Kiss of Fire (Imdalind, #1)

“Well, Edmund captured them and siphoned off their poison for years and kept it, so that when his next child was born, he could create a child with such a large amount of magic that no one could defeat him.”


“Ryland?” It was obvious who he was talking about, my stomach turned in worry or excitement at just saying his name.

“Yes, Ryland. He injected him with the poison when he was two. He didn’t awake from the injection for eighteen months… it’s a miracle he survived.”

“How do you know this?” I asked, trying to ignore the bile churning its way up my throat.

“It doesn’t matter how he knows, little girl.” Ovailia’s voice was ice against my back.

“But you said I was unconscious for—”

“And yours remains the longest natural awakening. Ryland’s mark was forced, and therefore, an unnatural anomaly,” Ilyan cut me off.

“Where were you in this dream?” Ilyan changed the subject as he came to sit next to me on the bed. I shifted away from him a bit, feeling uncomfortable with how close he was.

“I don’t know. It was all white. Ryland said it was some sort of shared consciousness.”

Ilyan smiled almost knowingly at my words, while Ovailia and Wyn gasped in unison.

“A T?uha?” Ovailia exclaimed. “How is that possible?”

“What is that?” I asked “A T?uha?”

“It is exactly what Ryland told you it was,” Ilyan commented quietly. “A T?uha is a place where your minds can go and be together, no matter how far apart you are in distance. It is normally only reserved for those who have gone through the Z?lství, which is why it is so surprising that you shared one with Ryland.”

“Z?lství?”

“He means bonded,” Wyn translated the word from Czech for me. “You would refer to it as a marriage.”

My jaw dropped.

“Marriage?”

“I had a feeling your connection with Ryland was stronger than any of us thought after you raised the highway into a mound when we escaped.” Ilyan’s eyes dug into mine sharply.

“I did that?” I asked.

“Yes, but not on your own,” Ilyan continued. “Ryland helped, too.”

A pin could have dropped and it would have sounded like a herd of elephants. I could only stare at him, my jaw dropped in awe.

“You don’t mean… the necklace?” Wyn asked, her voice almost a squeak of nerves.

Ilyan nodded in response to her question, his focus still on me.

“What necklace.” Ovailia scowled. “What have you been keeping from me, Ilyan?”

Ilyan finally released me from his gaze to stare down Ovailia with hard eyes.

“I keep from you whatever I deem, Ovailia.”

Ovailia wilted under his sharp gaze.

“You will have to excuse my sister,” Ilyan’s voice was impregnated with something akin to diplomatic anger. “She forgets her manners from time to time.”

“Or on a daily basis,” Wyn grumbled under her breath.

Ilyan chuckled at her comment while Ovailia only growled.

I probably should have been more shocked, given how fuzzy my mind was when Ilyan told me that Wyn was not his sister. Looking between Ilyan and Ovailia right then, I felt supremely stupid for ever believing that Wyn and Ilyan were siblings in the first place. Wyn was so short and darkly colored; she looked out of place between Ilyan and Ovailia with their tall, fair beauty. So much was alike between them; their high cheek bones, the shade of their eyes, and the golden color of their long hair. Ovailia’s features were refined, her high cheek bones and cat-like eyes giving her the look of aristocratic beauty. Still, somehow, her attitude ruined it and turned some of her striking elegance into rubbish.

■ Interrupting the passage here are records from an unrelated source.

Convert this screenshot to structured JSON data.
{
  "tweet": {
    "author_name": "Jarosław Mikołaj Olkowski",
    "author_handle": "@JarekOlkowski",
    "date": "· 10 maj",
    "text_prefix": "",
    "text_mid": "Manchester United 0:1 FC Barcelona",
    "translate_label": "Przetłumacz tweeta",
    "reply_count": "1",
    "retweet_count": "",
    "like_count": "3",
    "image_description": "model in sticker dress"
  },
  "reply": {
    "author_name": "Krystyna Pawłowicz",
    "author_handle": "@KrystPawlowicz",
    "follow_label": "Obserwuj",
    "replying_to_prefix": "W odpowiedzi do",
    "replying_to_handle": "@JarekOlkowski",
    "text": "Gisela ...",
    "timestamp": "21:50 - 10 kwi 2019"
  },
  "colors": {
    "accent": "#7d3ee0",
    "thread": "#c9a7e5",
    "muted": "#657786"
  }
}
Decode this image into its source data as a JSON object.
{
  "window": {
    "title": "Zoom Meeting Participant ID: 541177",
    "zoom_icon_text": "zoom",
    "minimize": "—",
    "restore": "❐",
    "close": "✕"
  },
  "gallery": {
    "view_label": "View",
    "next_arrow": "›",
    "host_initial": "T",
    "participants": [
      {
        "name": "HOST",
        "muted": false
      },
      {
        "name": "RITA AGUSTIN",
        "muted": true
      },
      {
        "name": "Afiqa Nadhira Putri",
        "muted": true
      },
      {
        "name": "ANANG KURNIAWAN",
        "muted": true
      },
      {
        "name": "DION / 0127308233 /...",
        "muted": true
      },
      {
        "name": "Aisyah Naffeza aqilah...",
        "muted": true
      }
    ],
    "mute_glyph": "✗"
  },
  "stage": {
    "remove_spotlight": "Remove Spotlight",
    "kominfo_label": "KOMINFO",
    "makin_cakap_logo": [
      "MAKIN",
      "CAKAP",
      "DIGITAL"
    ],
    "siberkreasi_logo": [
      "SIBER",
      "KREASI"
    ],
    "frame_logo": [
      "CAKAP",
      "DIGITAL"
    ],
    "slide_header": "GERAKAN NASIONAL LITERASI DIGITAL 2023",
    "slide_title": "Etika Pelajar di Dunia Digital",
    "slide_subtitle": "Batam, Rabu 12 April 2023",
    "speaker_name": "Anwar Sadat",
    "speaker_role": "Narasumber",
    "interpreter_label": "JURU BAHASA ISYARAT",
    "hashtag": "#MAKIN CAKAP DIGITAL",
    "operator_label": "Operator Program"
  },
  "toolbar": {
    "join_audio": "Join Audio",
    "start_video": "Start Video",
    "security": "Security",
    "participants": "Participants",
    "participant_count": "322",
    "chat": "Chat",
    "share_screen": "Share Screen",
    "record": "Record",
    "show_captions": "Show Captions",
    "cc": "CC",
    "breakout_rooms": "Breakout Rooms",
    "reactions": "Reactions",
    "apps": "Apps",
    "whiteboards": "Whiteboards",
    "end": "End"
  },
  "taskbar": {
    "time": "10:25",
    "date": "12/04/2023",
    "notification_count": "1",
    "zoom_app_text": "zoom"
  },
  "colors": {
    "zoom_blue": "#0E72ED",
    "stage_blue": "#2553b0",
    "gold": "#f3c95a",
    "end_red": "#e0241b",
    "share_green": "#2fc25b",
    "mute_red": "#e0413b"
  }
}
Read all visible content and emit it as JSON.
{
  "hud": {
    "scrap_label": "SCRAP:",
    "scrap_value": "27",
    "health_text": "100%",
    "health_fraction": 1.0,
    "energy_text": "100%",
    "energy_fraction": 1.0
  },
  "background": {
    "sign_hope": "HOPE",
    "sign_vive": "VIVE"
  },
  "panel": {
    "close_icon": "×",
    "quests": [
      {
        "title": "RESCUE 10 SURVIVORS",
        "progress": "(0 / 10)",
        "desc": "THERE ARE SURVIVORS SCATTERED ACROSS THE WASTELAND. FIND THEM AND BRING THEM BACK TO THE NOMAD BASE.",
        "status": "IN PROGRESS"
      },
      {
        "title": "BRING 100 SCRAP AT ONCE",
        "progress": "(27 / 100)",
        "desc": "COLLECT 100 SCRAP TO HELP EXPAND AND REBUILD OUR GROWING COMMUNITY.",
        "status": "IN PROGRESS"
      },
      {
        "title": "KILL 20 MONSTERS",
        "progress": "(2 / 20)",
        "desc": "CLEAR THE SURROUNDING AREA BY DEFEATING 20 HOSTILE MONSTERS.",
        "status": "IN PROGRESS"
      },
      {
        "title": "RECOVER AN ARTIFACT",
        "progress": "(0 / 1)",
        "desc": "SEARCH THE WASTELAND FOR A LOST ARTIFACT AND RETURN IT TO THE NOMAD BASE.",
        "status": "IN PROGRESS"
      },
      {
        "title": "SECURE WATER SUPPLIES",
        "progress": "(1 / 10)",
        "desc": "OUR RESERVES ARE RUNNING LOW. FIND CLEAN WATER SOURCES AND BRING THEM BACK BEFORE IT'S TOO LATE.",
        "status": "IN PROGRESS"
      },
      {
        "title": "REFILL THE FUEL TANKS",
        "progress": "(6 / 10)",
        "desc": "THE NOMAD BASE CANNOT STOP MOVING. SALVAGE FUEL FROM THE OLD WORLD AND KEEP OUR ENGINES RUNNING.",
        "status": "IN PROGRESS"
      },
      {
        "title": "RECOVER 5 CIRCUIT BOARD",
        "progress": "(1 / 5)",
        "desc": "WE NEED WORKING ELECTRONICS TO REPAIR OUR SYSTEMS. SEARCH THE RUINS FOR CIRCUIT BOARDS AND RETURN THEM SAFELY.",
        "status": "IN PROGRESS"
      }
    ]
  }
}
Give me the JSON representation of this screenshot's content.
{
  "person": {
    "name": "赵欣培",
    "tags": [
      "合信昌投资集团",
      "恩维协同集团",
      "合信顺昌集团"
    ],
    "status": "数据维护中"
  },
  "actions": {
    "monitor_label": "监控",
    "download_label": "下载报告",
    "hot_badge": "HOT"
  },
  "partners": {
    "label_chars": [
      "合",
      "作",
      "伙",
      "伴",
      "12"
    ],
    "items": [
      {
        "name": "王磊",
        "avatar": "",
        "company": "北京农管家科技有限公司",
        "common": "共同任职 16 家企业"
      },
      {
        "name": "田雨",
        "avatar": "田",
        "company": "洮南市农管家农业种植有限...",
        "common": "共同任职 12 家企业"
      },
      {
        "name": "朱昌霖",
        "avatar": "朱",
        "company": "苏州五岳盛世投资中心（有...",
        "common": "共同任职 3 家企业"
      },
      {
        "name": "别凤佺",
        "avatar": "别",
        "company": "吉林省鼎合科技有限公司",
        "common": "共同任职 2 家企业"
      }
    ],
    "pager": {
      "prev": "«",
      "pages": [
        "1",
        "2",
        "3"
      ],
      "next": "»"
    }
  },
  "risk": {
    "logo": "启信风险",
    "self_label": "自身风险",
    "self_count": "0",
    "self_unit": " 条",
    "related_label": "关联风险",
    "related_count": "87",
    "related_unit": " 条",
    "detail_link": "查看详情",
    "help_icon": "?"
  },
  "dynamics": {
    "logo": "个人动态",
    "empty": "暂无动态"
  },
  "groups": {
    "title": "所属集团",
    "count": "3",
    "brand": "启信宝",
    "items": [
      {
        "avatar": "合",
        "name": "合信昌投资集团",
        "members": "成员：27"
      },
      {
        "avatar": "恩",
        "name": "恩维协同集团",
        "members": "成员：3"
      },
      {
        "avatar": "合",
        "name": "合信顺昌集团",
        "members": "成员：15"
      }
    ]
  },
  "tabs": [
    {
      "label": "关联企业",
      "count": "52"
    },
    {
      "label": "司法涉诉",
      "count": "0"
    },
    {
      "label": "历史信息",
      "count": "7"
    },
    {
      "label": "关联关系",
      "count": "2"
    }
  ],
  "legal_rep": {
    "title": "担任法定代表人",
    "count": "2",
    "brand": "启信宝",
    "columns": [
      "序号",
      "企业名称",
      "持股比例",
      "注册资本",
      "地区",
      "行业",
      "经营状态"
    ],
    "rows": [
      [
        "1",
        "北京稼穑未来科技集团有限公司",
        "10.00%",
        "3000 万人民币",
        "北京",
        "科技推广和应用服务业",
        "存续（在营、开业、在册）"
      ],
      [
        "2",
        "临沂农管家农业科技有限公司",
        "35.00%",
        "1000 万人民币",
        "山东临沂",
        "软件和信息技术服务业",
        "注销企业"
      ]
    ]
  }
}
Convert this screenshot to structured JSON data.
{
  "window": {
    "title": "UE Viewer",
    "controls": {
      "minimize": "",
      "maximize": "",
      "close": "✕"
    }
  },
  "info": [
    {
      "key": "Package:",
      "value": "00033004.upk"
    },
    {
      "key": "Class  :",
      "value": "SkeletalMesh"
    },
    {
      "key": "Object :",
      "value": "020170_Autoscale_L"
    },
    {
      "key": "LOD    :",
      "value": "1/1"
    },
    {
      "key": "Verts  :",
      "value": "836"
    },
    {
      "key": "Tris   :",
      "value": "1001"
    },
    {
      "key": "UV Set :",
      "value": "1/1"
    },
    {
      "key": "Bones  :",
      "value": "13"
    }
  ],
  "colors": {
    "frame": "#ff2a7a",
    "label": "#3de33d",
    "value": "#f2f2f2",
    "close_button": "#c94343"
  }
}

“Since you have chosen to keep things from me, do you wish to enlighten me now?” Ovailia waved one of her hands impatiently to the side, her long fingers extending like a dancers.

“Show her your necklace, Joclyn.”

“What does any of this have to do with my necklace?” I asked, clutching the ruby tightly through Ryland’s sweater.

“You are going to have to tell her, My Lord,” Wyn spoke, her weight shifting on the bed to face me.

He stood and began to pace, only moving a few steps in either direction as he ran his hands through his hair in agitation.

“Ilyan?” I asked after I could take no more of his uptight movements. He stopped at my voice and came to lean against the bed, his face only millimeters away from my own. I flinched back out of habit.

“The necklace is more than just a gift; Ryland has infused it with his own magic as a way to keep an eye on you, to protect you. Every time you have ever felt it grow warm, it signals to him that you are in danger.”

I nodded, remembering his sudden appearance at the Rugby field, and his apparent knowledge of my fight with Cynthia.

“But I am afraid it inadvertently became more than that. You see, the entire time you two have known each other, Ryland has been infusing you with his magic—to calm you, to heal you, to protect you, to comfort you.”